Fuegos de artificio
Anoche hubo fuegos artificiales. La noche oscura se volvió día mientras el cielo se iluminaba. Temblamos. De nuevo. Solo hubo daños menores. Pero nunca te acostumbras.
El mes pasado también los hubo,
pero en pleno día. Fue la última vez que vi a papá. Cuando se disipo el humo,
Ramad lo estaba llevando en andas hasta un vehículo que se perdió en el camino.
Sigo esperando por él, mientras cuido de mamá y mi hermana.
El alma en pausa, en un juego de
ajedrez donde somos menos que peones. La desesperada angustia existencial de
que hoy podría ser el último día de tu vida, con una latencia real, no
metáforica, no como una forma de analizar la vida en la pasividad de un sillón,
tomando un café caliente, previo a disponerte a descansar.
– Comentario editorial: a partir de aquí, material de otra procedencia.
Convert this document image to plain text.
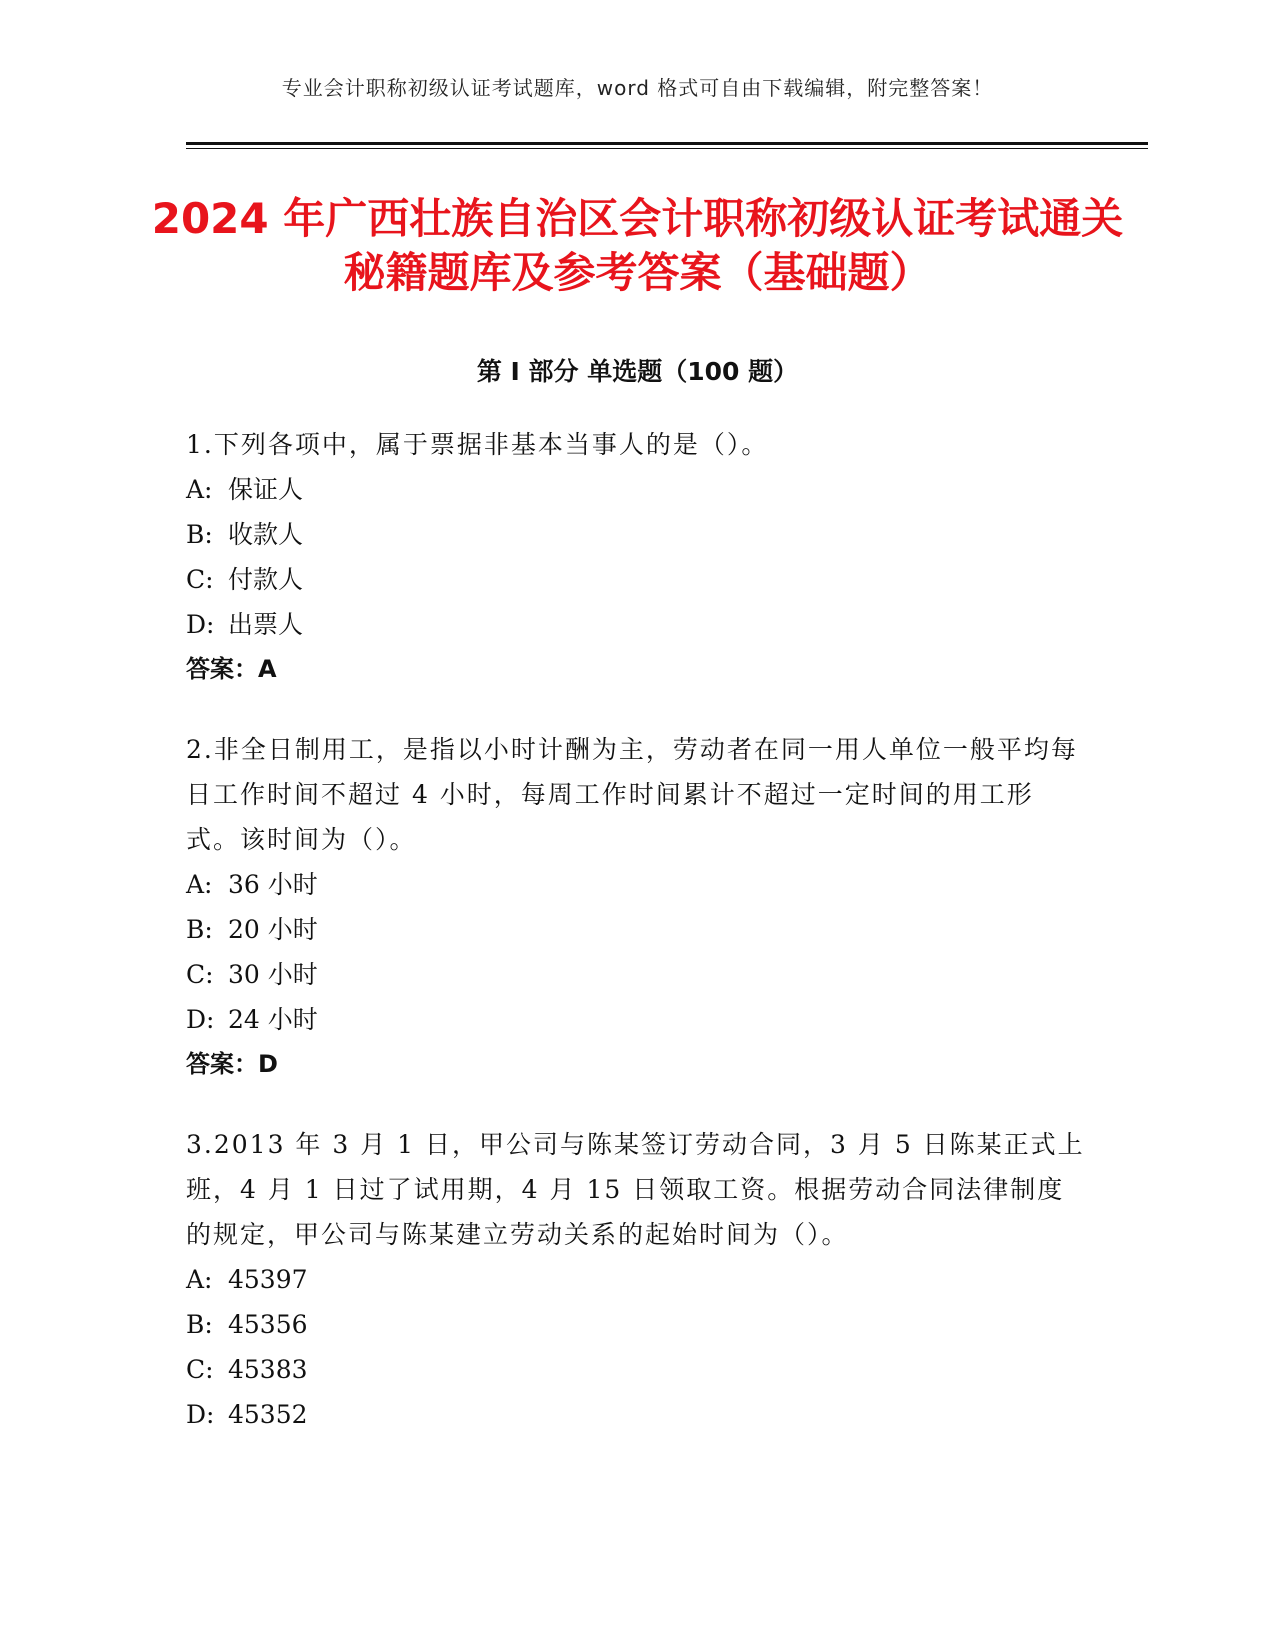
专业会计职称初级认证考试题库，word 格式可自由下载编辑，附完整答案！
2024 年广西壮族自治区会计职称初级认证考试通关秘籍题库及参考答案（基础题）
第 I 部分 单选题（100 题）

1.下列各项中，属于票据非基本当事人的是（）。

A: 保证人

B: 收款人

C: 付款人

D: 出票人

答案：A

2.非全日制用工，是指以小时计酬为主，劳动者在同一用人单位一般平均每日工作时间不超过 4 小时，每周工作时间累计不超过一定时间的用工形式。该时间为（）。

A: 36 小时

B: 20 小时

C: 30 小时

D: 24 小时

答案：D

3.2013 年 3 月 1 日，甲公司与陈某签订劳动合同，3 月 5 日陈某正式上班，4 月 1 日过了试用期，4 月 15 日领取工资。根据劳动合同法律制度的规定，甲公司与陈某建立劳动关系的起始时间为（）。

A: 45397

B: 45356

C: 45383

D: 45352
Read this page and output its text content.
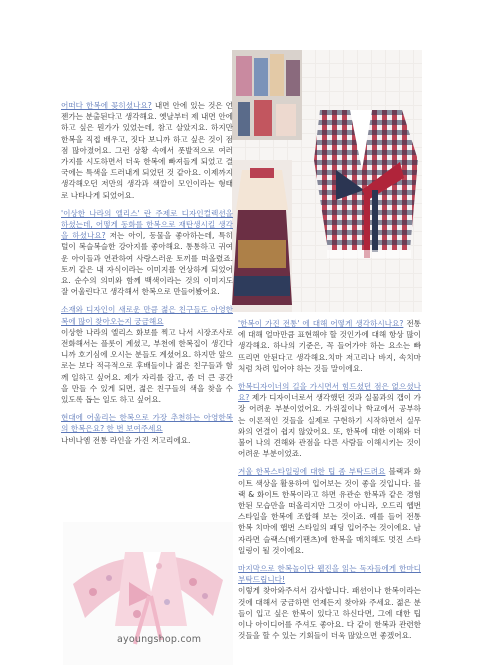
어떠다 한복에 꽂히셨나요? 내면 안에 있는 것은 언젠가는 분출된다고 생각해요. 옛날부터 제 내면 안에 하고 싶은 뭔가가 있었는데, 참고 살았지요. 하지만 한복을 직접 배우고, 짓다 보니까 하고 싶은 것이 점점 많아졌어요. 그런 상황 속에서 폿발적으로 여러 가지를 시도하면서 더욱 한복에 빠져들게 되었고 결국에는 특색을 드러내게 되었던 것 같아요. 이제까지 생각해오던 저만의 생각과 색깔이 모인이라는 형태로 나타나게 되었어요.

'이상한 나라의 엘리스' 란 주제로 디자인컬렉션을 하셨는데, 어떻게 동화를 한복으로 재탄생시킬 생각을 하셨나요? 저는 아이, 동물을 좋아하는데, 특히 털이 복슬복슬한 강아지를 좋아해요. 통통하고 귀여운 아이들과 연관하여 사랑스러운 토끼를 떠올렸죠. 토끼 같은 내 자식이라는 이미지를 연상하게 되었어요. 순수의 의미와 함께 백색이라는 것의 이미지도 잘 어울린다고 생각해서 한복으로 만들어봤어요.

소재와 디자인이 새로운 만큼 젊은 친구들도 아영한복에 많이 찾아오는지 궁금해요
이상한 나라의 엘리스 화보를 찍고 나서 시장조사로 전화해서는 플롯이 계셨고, 부천에 한복집이 생긴다니까 호기심에 오시는 분들도 계셨어요. 하지만 앞으로는 보다 적극적으로 후배들이나 젊은 친구들과 함께 일하고 싶어요. 제가 자리를 잡고, 좀 더 큰 공간을 만들 수 있게 되면, 젊은 친구들의 색을 찾을 수 있도록 돕는 일도 하고 싶어요.

현대에 어울리는 한복으로 가장 추천하는 아영한복의 한복은요? 한 번 보여주세요
나비나엠 전통 라인을 가진 저고리에요.

'한복이 가진 전통' 에 대해 어떻게 생각하시나요? 전통에 대해 얼마만큼 표현해야 할 것인가에 대해 항상 많이 생각해요. 하나의 기준은, 꼭 들어가야 하는 요소는 빠뜨리면 안된다고 생각해요.치마 저고리나 바지, 속치마처럼 차려 입어야 하는 것들 말이에요.

한복디자이너의 길을 가시면서 힘드셨던 점은 없으셨나요? 제가 디자이너로서 생각했던 것과 실물과의 갭이 가장 어려운 부분이었어요. 가위질이나 학교에서 공부하는 이론적인 것들을 실제로 구현하기 시작하면서 실무와의 연결이 쉽지 않았어요. 또, 한복에 대한 이해와 더불어 나의 견해와 관점을 다른 사람들 이해시키는 것이 어려운 부분이었죠.

겨울 한복스타일링에 대한 팁 좀 부탁드려요 블랙과 화이트 색상을 활용하여 입어보는 것이 좋을 것입니다. 블랙 & 화이트 한복이라고 하면 유관순 한복과 같은 경험한된 모습만을 떠올리지만 그것이 아니라, 오드리 헵번 스타일을 한복에 조합해 보는 것이죠. 예를 들어 전통 한복 치마에 햅번 스타일의 패딩 입어주는 것이에요. 남자라면 슬랙스(배기팬츠)에 한복을 매치해도 멋진 스타일링이 될 것이에요.

마지막으로 한복놀이단 웹진을 읽는 독자들에게 한마디 부탁드립니다!
이렇게 찾아와주셔서 감사합니다. 패션이나 한복이라는 것에 대해서 궁금하면 언제든지 찾아와 주세요. 젊은 분들이 입고 싶은 한복이 있다고 하신다면, 그에 대한 팁이나 아이디어를 주셔도 좋아요. 다 같이 한복과 관련한 것들을 할 수 있는 기회들이 더욱 많았으면 좋겠어요.

ayoungshop.com
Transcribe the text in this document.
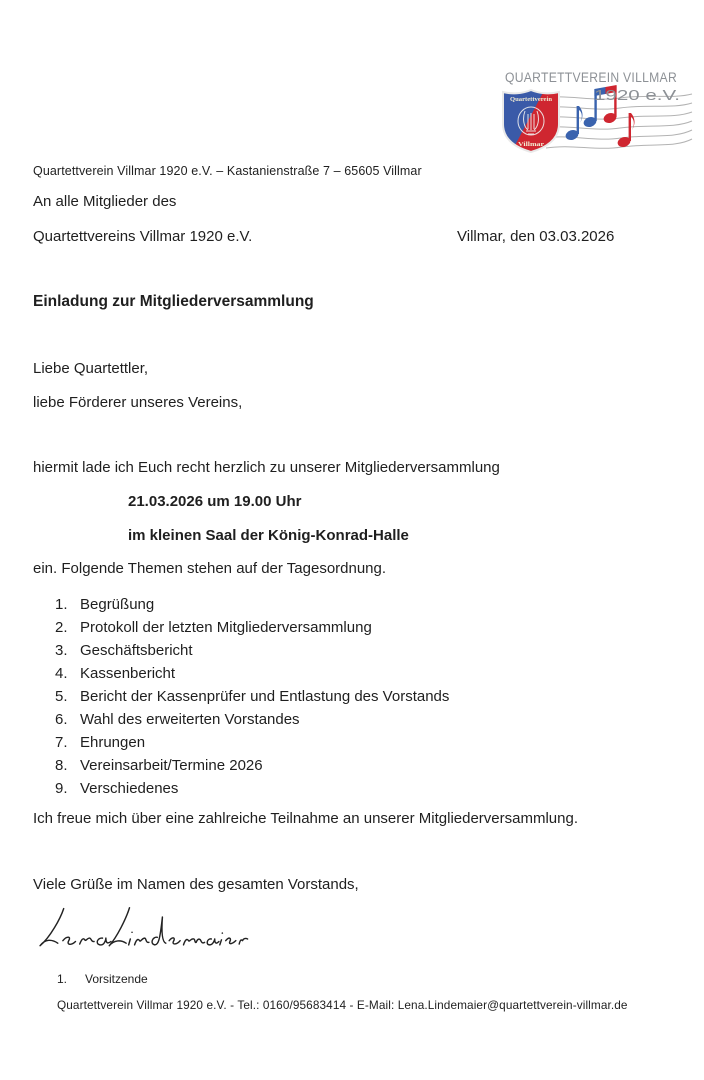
Quartettverein
Villmar
QUARTETTVEREIN VILLMAR
1920 e.V.
Quartettverein Villmar 1920 e.V. – Kastanienstraße 7 – 65605 Villmar
An alle Mitglieder des
Quartettvereins Villmar 1920 e.V.	Villmar, den 03.03.2026
Einladung zur Mitgliederversammlung
Liebe Quartettler,
liebe Förderer unseres Vereins,
hiermit lade ich Euch recht herzlich zu unserer Mitgliederversammlung
21.03.2026 um 19.00 Uhr
im kleinen Saal der König-Konrad-Halle
ein. Folgende Themen stehen auf der Tagesordnung.
1. Begrüßung
2. Protokoll der letzten Mitgliederversammlung
3. Geschäftsbericht
4. Kassenbericht
5. Bericht der Kassenprüfer und Entlastung des Vorstands
6. Wahl des erweiterten Vorstandes
7. Ehrungen
8. Vereinsarbeit/Termine 2026
9. Verschiedenes
Ich freue mich über eine zahlreiche Teilnahme an unserer Mitgliederversammlung.
Viele Grüße im Namen des gesamten Vorstands,
1.	Vorsitzende
Quartettverein Villmar 1920 e.V. - Tel.: 0160/95683414 - E-Mail: Lena.Lindemaier@quartettverein-villmar.de
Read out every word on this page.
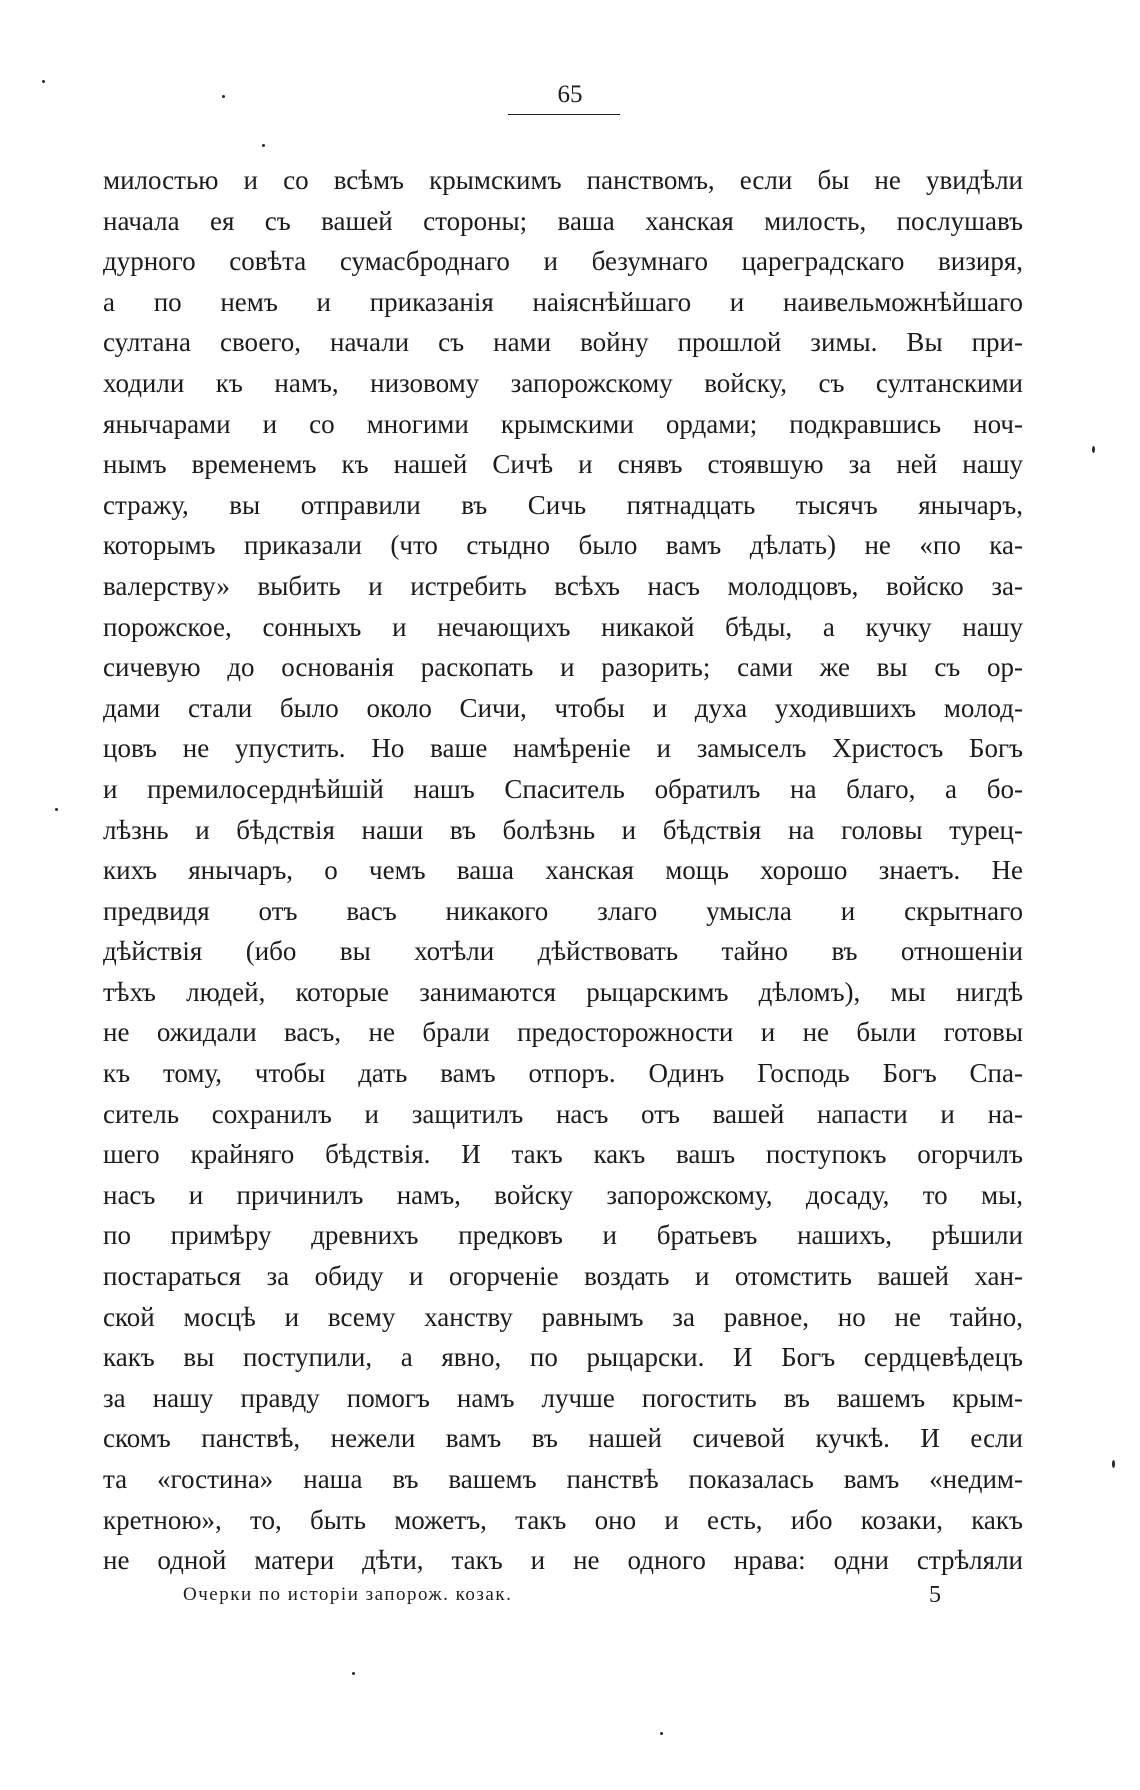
65
милостью и со всѣмъ крымскимъ панствомъ, если бы не увидѣли
начала ея съ вашей стороны; ваша ханская милость, послушавъ
дурного совѣта сумасброднаго и безумнаго цареградскаго визиря,
а по немъ и приказанія наіяснѣйшаго и наивельможнѣйшаго
султана своего, начали съ нами войну прошлой зимы. Вы при-
ходили къ намъ, низовому запорожскому войску, съ султанскими
янычарами и со многими крымскими ордами; подкравшись ноч-
нымъ временемъ къ нашей Сичѣ и снявъ стоявшую за ней нашу
стражу, вы отправили въ Сичь пятнадцать тысячъ янычаръ,
которымъ приказали (что стыдно было вамъ дѣлать) не «по ка-
валерству» выбить и истребить всѣхъ насъ молодцовъ, войско за-
порожское, сонныхъ и нечающихъ никакой бѣды, а кучку нашу
сичевую до основанія раскопать и разорить; сами же вы съ ор-
дами стали было около Сичи, чтобы и духа уходившихъ молод-
цовъ не упустить. Но ваше намѣреніе и замыселъ Христосъ Богъ
и премилосерднѣйшій нашъ Спаситель обратилъ на благо, а бо-
лѣзнь и бѣдствія наши въ болѣзнь и бѣдствія на головы турец-
кихъ янычаръ, о чемъ ваша ханская мощь хорошо знаетъ. Не
предвидя отъ васъ никакого злаго умысла и скрытнаго
дѣйствія (ибо вы хотѣли дѣйствовать тайно въ отношеніи
тѣхъ людей, которые занимаются рыцарскимъ дѣломъ), мы нигдѣ
не ожидали васъ, не брали предосторожности и не были готовы
къ тому, чтобы дать вамъ отпоръ. Одинъ Господь Богъ Спа-
ситель сохранилъ и защитилъ насъ отъ вашей напасти и на-
шего крайняго бѣдствія. И такъ какъ вашъ поступокъ огорчилъ
насъ и причинилъ намъ, войску запорожскому, досаду, то мы,
по примѣру древнихъ предковъ и братьевъ нашихъ, рѣшили
постараться за обиду и огорченіе воздать и отомстить вашей хан-
ской мосцѣ и всему ханству равнымъ за равное, но не тайно,
какъ вы поступили, а явно, по рыцарски. И Богъ сердцевѣдецъ
за нашу правду помогъ намъ лучше погостить въ вашемъ крым-
скомъ панствѣ, нежели вамъ въ нашей сичевой кучкѣ. И если
та «гостина» наша въ вашемъ панствѣ показалась вамъ «недим-
кретною», то, быть можетъ, такъ оно и есть, ибо козаки, какъ
не одной матери дѣти, такъ и не одного нрава: одни стрѣляли
Очерки по исторіи запорож. козак.	5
Aquí es real,
esquivando a la muerte, cada día es un nuevo milagro, cada hora, un regalo de
Alá.
Diez días de calma bastan para
intentar retomar la rutina. Solo hay más escombros. Solo hay menos personas.
Hasta que explota una vez más
todo. Vuelan edificios. Creo que ha llegado mi hora. Pero despierto. Respiro.
Tras recibir ayuda médica, sobrevivo. Tengo un brazo menos. Estoy lleno de
resentimiento. Y de miedo. Por mi, por nosotros. El hedor a carne quemada es
insoportable, penetra en las fosas nasales y no se va. Es el perfume de la
muerte.
Cae una vez más la noche,
cerrada, engañosa. De pronto, se oyen silbidos en el aire, que van en aumento.
Tenues incandescencias aparecen en el horizonte. Comienzo a verlas elevarse. No
estoy seguro si estallan y arrojan luces y estrellas, o se dirigen hacia aquí. Solo
deseo que del otro lado de la franja este comenzando la Navidad.